Tuesday, October 15, 2013

The High Cost Of Renewable Credits

Command and control economies just don't work.  Congress requires refiners to blend gasoline with ethanol, but right now  gasoline consumption is dropping  and  there are relatively few cars that can use more than a 10% ethanol blend,so  refiners can't use all the ethanol they are supposed to.  To compensate, they  have to buy credits - i.e., pay a penalty for failure to use enough ethanol.  That gets tacked onto the price of a gallon of gas.
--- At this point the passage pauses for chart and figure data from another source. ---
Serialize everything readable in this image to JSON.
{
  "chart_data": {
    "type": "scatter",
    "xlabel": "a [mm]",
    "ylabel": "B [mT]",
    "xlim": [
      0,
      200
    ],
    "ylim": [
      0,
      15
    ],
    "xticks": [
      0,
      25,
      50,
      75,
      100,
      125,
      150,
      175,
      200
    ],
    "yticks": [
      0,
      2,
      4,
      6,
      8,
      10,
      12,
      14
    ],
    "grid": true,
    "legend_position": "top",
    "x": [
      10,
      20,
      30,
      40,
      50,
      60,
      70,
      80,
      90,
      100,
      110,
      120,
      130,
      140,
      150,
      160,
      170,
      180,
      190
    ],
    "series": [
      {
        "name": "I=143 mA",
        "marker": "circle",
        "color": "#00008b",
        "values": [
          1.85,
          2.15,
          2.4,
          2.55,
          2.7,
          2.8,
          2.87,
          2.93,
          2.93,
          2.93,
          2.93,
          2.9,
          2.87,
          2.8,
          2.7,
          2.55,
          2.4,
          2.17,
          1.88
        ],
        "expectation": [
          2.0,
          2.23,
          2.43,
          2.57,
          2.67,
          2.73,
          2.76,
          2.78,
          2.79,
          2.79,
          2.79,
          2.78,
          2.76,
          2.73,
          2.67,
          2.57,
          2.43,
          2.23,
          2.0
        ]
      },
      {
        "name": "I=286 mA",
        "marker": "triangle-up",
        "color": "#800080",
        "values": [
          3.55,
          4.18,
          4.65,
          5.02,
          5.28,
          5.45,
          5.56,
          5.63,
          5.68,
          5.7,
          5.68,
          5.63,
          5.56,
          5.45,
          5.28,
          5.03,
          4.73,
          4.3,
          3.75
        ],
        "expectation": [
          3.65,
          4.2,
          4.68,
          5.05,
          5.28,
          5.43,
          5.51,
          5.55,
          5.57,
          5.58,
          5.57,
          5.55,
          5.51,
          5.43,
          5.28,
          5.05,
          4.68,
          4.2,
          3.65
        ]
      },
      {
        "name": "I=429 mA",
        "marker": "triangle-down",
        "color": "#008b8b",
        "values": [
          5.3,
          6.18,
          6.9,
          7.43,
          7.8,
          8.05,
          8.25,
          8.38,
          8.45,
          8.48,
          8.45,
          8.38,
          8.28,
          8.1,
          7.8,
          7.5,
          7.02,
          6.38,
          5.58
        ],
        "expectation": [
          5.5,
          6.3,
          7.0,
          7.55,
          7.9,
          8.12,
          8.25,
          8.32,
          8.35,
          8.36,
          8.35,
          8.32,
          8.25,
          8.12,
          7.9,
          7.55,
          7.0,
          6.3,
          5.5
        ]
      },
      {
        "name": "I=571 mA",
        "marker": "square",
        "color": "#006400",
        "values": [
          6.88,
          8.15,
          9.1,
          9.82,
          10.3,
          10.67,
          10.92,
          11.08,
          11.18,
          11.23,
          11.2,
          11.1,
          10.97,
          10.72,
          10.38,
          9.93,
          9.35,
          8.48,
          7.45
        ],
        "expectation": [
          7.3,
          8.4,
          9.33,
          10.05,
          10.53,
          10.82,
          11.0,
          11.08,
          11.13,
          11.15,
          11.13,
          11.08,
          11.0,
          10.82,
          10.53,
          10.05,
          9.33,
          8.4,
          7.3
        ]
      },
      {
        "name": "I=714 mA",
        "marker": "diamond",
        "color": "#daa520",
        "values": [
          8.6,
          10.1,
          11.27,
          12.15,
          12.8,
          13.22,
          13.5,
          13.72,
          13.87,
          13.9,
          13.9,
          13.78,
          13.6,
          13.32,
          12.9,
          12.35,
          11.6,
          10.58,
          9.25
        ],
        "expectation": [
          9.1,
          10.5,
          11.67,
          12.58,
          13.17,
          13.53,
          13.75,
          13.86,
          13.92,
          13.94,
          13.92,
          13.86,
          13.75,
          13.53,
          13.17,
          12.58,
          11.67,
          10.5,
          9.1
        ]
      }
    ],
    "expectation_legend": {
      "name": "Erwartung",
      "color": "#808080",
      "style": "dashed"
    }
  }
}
Jeff Macke of Breakout summarizes it this way.
 The vast majority — around 90% — of American cars don't work with an ethanol blend over 10%. When the ethanol requirements continued to rise while demand for end product fell, the refiners were reduced to buying and selling RINs or Renewable Identification Numbers, which are, in effect, credits that allow refiners to meet the terms of the 2005 Clean Air Act without producing fuel that is unsuitable for most cars.
So as demand for gas falls, refiners need to buy more RINs. From just pennies-per-gallon in January, RINs had soared over $1.40 by last summer. Lutz says as much as 75% of the additional cost was passed along to the consumer.
 Therefore, in an attempt to force cleaner burning fuels into the marketplace, the EPA created a policy that ended up artificially inflating the cost of refining gas when demand fell. So the refiners and consumers got gouged for not burning enough fossil fuels. Only the government could make refinery companies look sympathetic.

See the story here.  The good news is that Macke believes EPA will provide some relief on  renewable fuel credits, dropping the price of gasoline to perhaps less than $3 a gallon.